AI Accelerator Design · All levels
Output-Stationary Deep Dive
Dataflow Architectures: Output-stationary mapping holds partial sums close to compute until reduction completion, minimizing repeated writeback and reload of intermediate values. Activations and weights traverse the array while each PE accumulates into local state, then emits final outputs when tiles close. This can materially improve efficiency for reduction-heavy operators, but only if accumulator sizing, saturation policy, and update timing align with workload statistics. If local accumulation capacity is undersized, spill traffic to shared buffers grows quickly and can dominate both latency and power.
What this topic teaches
Output-Stationary Deep Dive converts accelerator architecture concepts into release-ready engineering decisions. Output-stationary mapping holds partial sums close to compute until reduction completion, minimizing repeated writeback and reload of intermediate values. Activations and weights traverse the array while each PE accumulates into local state, then emits final outputs when tiles close. This can materially improve efficiency for reduction-heavy operators, but only if accumulator sizing, saturation policy, and update timing align with workload statistics. If local accumulation capacity is undersized, spill traffic to shared buffers grows quickly and can dominate both latency and power.
Senior-engineer framing question
When Partial-sum spill frequency and accumulator energy per output element at target precision modes. regresses, can you isolate the first failing execution mechanism, collect decisive evidence, assign owners, and close with rollback-safe validation?
ACCELERATOR EXECUTION FLOW - Output-Stationary Deep Dive
request ingress and model metadata
|
v
graph lowering and kernel selection
|
v
tile/dataflow scheduling and memory placement
|
v
tensor execution + synchronization barriers
|
v
result assembly + quality/SLA validation
|
v
release decision and rollback guardrailsEvidence to collect
Primary metric: Partial-sum spill frequency and accumulator energy per output element at target precision modes..
Primary artifact: Accumulator sizing and spill-risk analysis with precision policy and writeback thresholds..
Owners to include: microarchitecture owner, numeric precision owner, verification owner, post-silicon performance owner.
One reproducible failing workload and one stable comparator run.
One fixed-metadata run with compiler/runtime/hardware tags locked.
Bandwidth lens
BANDWIDTH LENS - Output-Stationary Deep Dive
working-set pressure
^
| saturation zone
| ----------------------------
| o unstable tail latency
| o tuning candidate
| o baseline behavior
+-------------------------------------> optimization iteration
Primary metric tracked:
Partial-sum spill frequency and accumulator energy per output element at target precision modes.Ownership layers
OWNERSHIP LAYERS - Output-Stationary Deep Dive
+----------------------+--------------------------------+--------------------------------+
| Team | Primary responsibility | Closure artifact |
+----------------------+--------------------------------+--------------------------------+
| microarchitecture owner | mechanism and architecture intent| design rationale + tradeoffs |
| numeric precision owner | mapping, runtime, and execution | profile traces + bottleneck map|
| verification owner | correctness, risk, and signoff | test report + closure memo |
+----------------------+--------------------------------+--------------------------------+Key takeaways
Start with mechanism classification before changing tuning knobs.

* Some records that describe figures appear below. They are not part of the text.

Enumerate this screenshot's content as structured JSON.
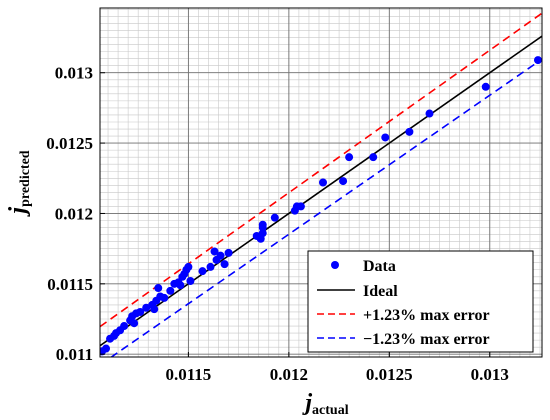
{
  "chart_data": {
    "type": "scatter",
    "xlabel": {
      "main": "j",
      "sub": "actual"
    },
    "ylabel": {
      "main": "j",
      "sub": "predicted"
    },
    "xlim": [
      0.01106,
      0.01326
    ],
    "ylim": [
      0.01098,
      0.01346
    ],
    "x_ticks": [
      {
        "value": 0.0115,
        "label": "0.0115"
      },
      {
        "value": 0.012,
        "label": "0.012"
      },
      {
        "value": 0.0125,
        "label": "0.0125"
      },
      {
        "value": 0.013,
        "label": "0.013"
      }
    ],
    "y_ticks": [
      {
        "value": 0.011,
        "label": "0.011"
      },
      {
        "value": 0.0115,
        "label": "0.0115"
      },
      {
        "value": 0.012,
        "label": "0.012"
      },
      {
        "value": 0.0125,
        "label": "0.0125"
      },
      {
        "value": 0.013,
        "label": "0.013"
      }
    ],
    "grid": true,
    "minor_grid": true,
    "legend_position": "bottom-right",
    "series": [
      {
        "name": "Data",
        "kind": "points",
        "color": "#0000ff",
        "points": [
          [
            0.01107,
            0.01102
          ],
          [
            0.01109,
            0.01104
          ],
          [
            0.01111,
            0.01111
          ],
          [
            0.01113,
            0.01113
          ],
          [
            0.01114,
            0.01115
          ],
          [
            0.01116,
            0.01117
          ],
          [
            0.01118,
            0.0112
          ],
          [
            0.01121,
            0.01124
          ],
          [
            0.01122,
            0.01127
          ],
          [
            0.01124,
            0.01129
          ],
          [
            0.01123,
            0.01122
          ],
          [
            0.01126,
            0.0113
          ],
          [
            0.01129,
            0.01133
          ],
          [
            0.01132,
            0.01135
          ],
          [
            0.01133,
            0.01132
          ],
          [
            0.01134,
            0.01138
          ],
          [
            0.01136,
            0.01141
          ],
          [
            0.01135,
            0.01147
          ],
          [
            0.01138,
            0.0114
          ],
          [
            0.01141,
            0.01145
          ],
          [
            0.01143,
            0.0115
          ],
          [
            0.01145,
            0.01151
          ],
          [
            0.01147,
            0.01155
          ],
          [
            0.01146,
            0.01149
          ],
          [
            0.01148,
            0.01157
          ],
          [
            0.01149,
            0.0116
          ],
          [
            0.0115,
            0.01162
          ],
          [
            0.01151,
            0.01152
          ],
          [
            0.01157,
            0.01159
          ],
          [
            0.01161,
            0.01162
          ],
          [
            0.01163,
            0.01173
          ],
          [
            0.01164,
            0.01167
          ],
          [
            0.01166,
            0.0117
          ],
          [
            0.01168,
            0.01164
          ],
          [
            0.0117,
            0.01172
          ],
          [
            0.01184,
            0.01184
          ],
          [
            0.01186,
            0.01182
          ],
          [
            0.01187,
            0.01186
          ],
          [
            0.01187,
            0.0119
          ],
          [
            0.01187,
            0.01192
          ],
          [
            0.01193,
            0.01197
          ],
          [
            0.01203,
            0.01202
          ],
          [
            0.01204,
            0.01205
          ],
          [
            0.01206,
            0.01205
          ],
          [
            0.01217,
            0.01222
          ],
          [
            0.01227,
            0.01223
          ],
          [
            0.0123,
            0.0124
          ],
          [
            0.01242,
            0.0124
          ],
          [
            0.01248,
            0.01254
          ],
          [
            0.0126,
            0.01258
          ],
          [
            0.0127,
            0.01271
          ],
          [
            0.01298,
            0.0129
          ],
          [
            0.01324,
            0.01309
          ]
        ]
      },
      {
        "name": "Ideal",
        "kind": "line",
        "color": "#000000",
        "dash": "solid",
        "factor": 1.0
      },
      {
        "name": "+1.23% max error",
        "kind": "line",
        "color": "#ff0000",
        "dash": "dashed",
        "factor": 1.0123
      },
      {
        "name": "−1.23% max error",
        "kind": "line",
        "color": "#0000ff",
        "dash": "dashed",
        "factor": 0.9877
      }
    ]
  }
}
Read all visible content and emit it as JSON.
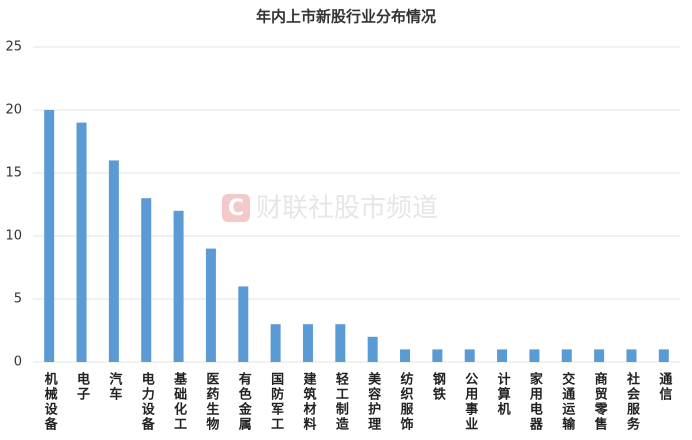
{
  "chart_data": {
    "type": "bar",
    "title": "年内上市新股行业分布情况",
    "watermark": "财联社股市频道",
    "categories": [
      "机械设备",
      "电子",
      "汽车",
      "电力设备",
      "基础化工",
      "医药生物",
      "有色金属",
      "国防军工",
      "建筑材料",
      "轻工制造",
      "美容护理",
      "纺织服饰",
      "钢铁",
      "公用事业",
      "计算机",
      "家用电器",
      "交通运输",
      "商贸零售",
      "社会服务",
      "通信"
    ],
    "values": [
      20,
      19,
      16,
      13,
      12,
      9,
      6,
      3,
      3,
      3,
      2,
      1,
      1,
      1,
      1,
      1,
      1,
      1,
      1,
      1
    ],
    "color": "#5b9bd5",
    "ylim": [
      0,
      25
    ],
    "yticks": [
      0,
      5,
      10,
      15,
      20,
      25
    ],
    "grid": true
  }
}
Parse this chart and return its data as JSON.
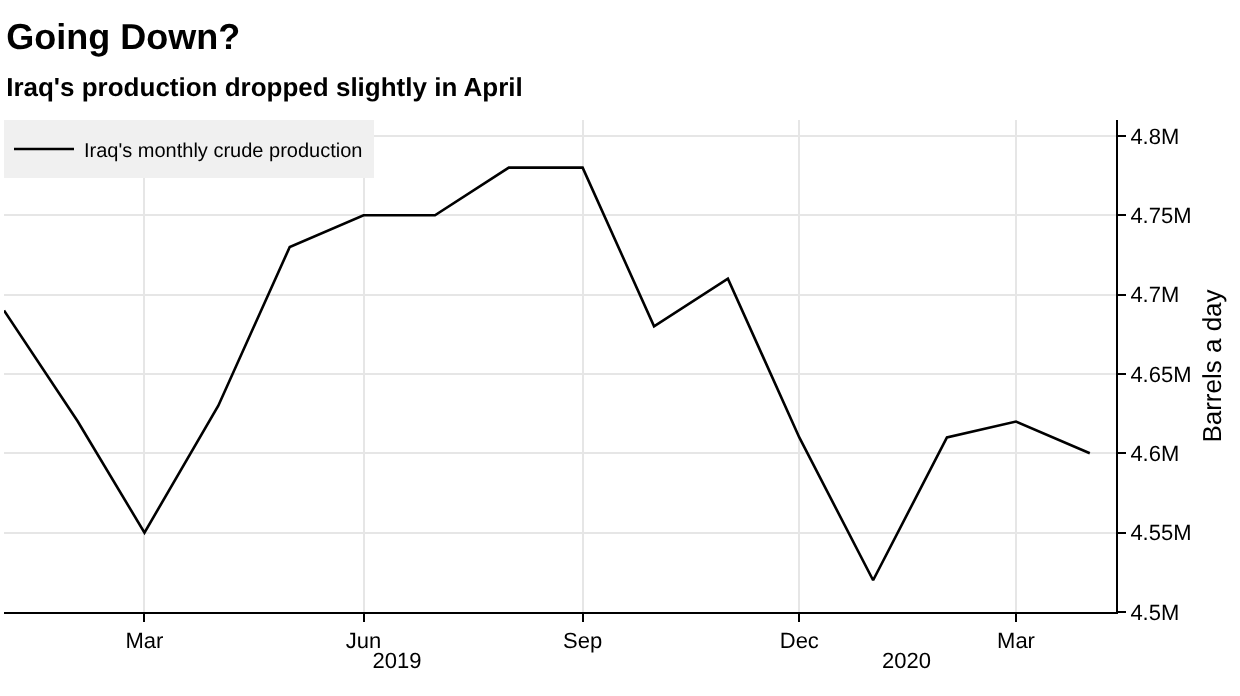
{
  "chart_data": {
    "type": "line",
    "title": "Going Down?",
    "subtitle": "Iraq's production dropped slightly in April",
    "ylabel": "Barrels a day",
    "x": [
      "2019-01",
      "2019-02",
      "2019-03",
      "2019-04",
      "2019-05",
      "2019-06",
      "2019-07",
      "2019-08",
      "2019-09",
      "2019-10",
      "2019-11",
      "2019-12",
      "2020-01",
      "2020-02",
      "2020-03",
      "2020-04"
    ],
    "series": [
      {
        "name": "Iraq's monthly crude production",
        "color": "#000000",
        "values": [
          4.69,
          4.62,
          4.55,
          4.63,
          4.73,
          4.75,
          4.75,
          4.78,
          4.78,
          4.68,
          4.71,
          4.61,
          4.52,
          4.61,
          4.62,
          4.6
        ]
      }
    ],
    "xlim": [
      "2019-01-01",
      "2020-04-12"
    ],
    "xticks": [
      {
        "value": "2019-03-01",
        "label": "Mar"
      },
      {
        "value": "2019-06-01",
        "label": "Jun"
      },
      {
        "value": "2019-09-01",
        "label": "Sep"
      },
      {
        "value": "2019-12-01",
        "label": "Dec"
      },
      {
        "value": "2020-03-01",
        "label": "Mar"
      }
    ],
    "x2lim": [
      "2019-01-01",
      "2020-04-12"
    ],
    "x2ticks": [
      {
        "value": "2019-06-15",
        "label": "2019"
      },
      {
        "value": "2020-01-15",
        "label": "2020"
      }
    ],
    "ylim": [
      4.5,
      4.81
    ],
    "yticks": [
      {
        "value": 4.5,
        "label": "4.5M"
      },
      {
        "value": 4.55,
        "label": "4.55M"
      },
      {
        "value": 4.6,
        "label": "4.6M"
      },
      {
        "value": 4.65,
        "label": "4.65M"
      },
      {
        "value": 4.7,
        "label": "4.7M"
      },
      {
        "value": 4.75,
        "label": "4.75M"
      },
      {
        "value": 4.8,
        "label": "4.8M"
      }
    ],
    "grid": true,
    "legend": "top left",
    "line_style": "solid",
    "marker": "none"
  }
}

Use one proving artifact for each major claim in review discussions.
Close with explicit owners, validation matrix, and rollback criteria.
Common pitfalls
Optimizing only peak throughput while p99 latency or quality regresses.
Mixing evidence captured from mismatched runtime or thermal conditions.
Declaring closure without production-like replay and guardrail checks.
AI accelerator deep dive
Dataflow choices are durable architecture decisions that shape memory and scheduling cost.
Concept diagram
DATAFLOW DECISION
input/output/weight stationary
-> locality pattern
-> movement cost
-> throughput and powerMetric graph
DATAFLOW COST MIX
activation traffic ███████
weight traffic █████
partial-sum traffic ██████Metrics and artifacts to collect
reuse factor map
buffer pressure profile
NoC traffic mix
shape sensitivity analysis
Mini case study
A dataflow that won for convolution lost on attention-heavy batches due to activation movement pressure.
Debug branches
Segment by model family
Compare reuse vs movement
Re-check mapping assumptions under batch variance
Senior review question
Ask: which first-principles bottleneck class explains the symptom, and what artifact proves it reproducibly?
Key takeaways
Tie every accelerator claim to a reproducible workload slice and one primary metric trend.
Prefer bounded fixes with clear owner and rollback boundary over broad tuning bundles.
Common pitfalls
Optimizing synthetic kernels without production-shape validation.
Reading average latency while ignoring p95 and p99 behavior.
Declaring sparse or precision wins without fallback and quality evidence.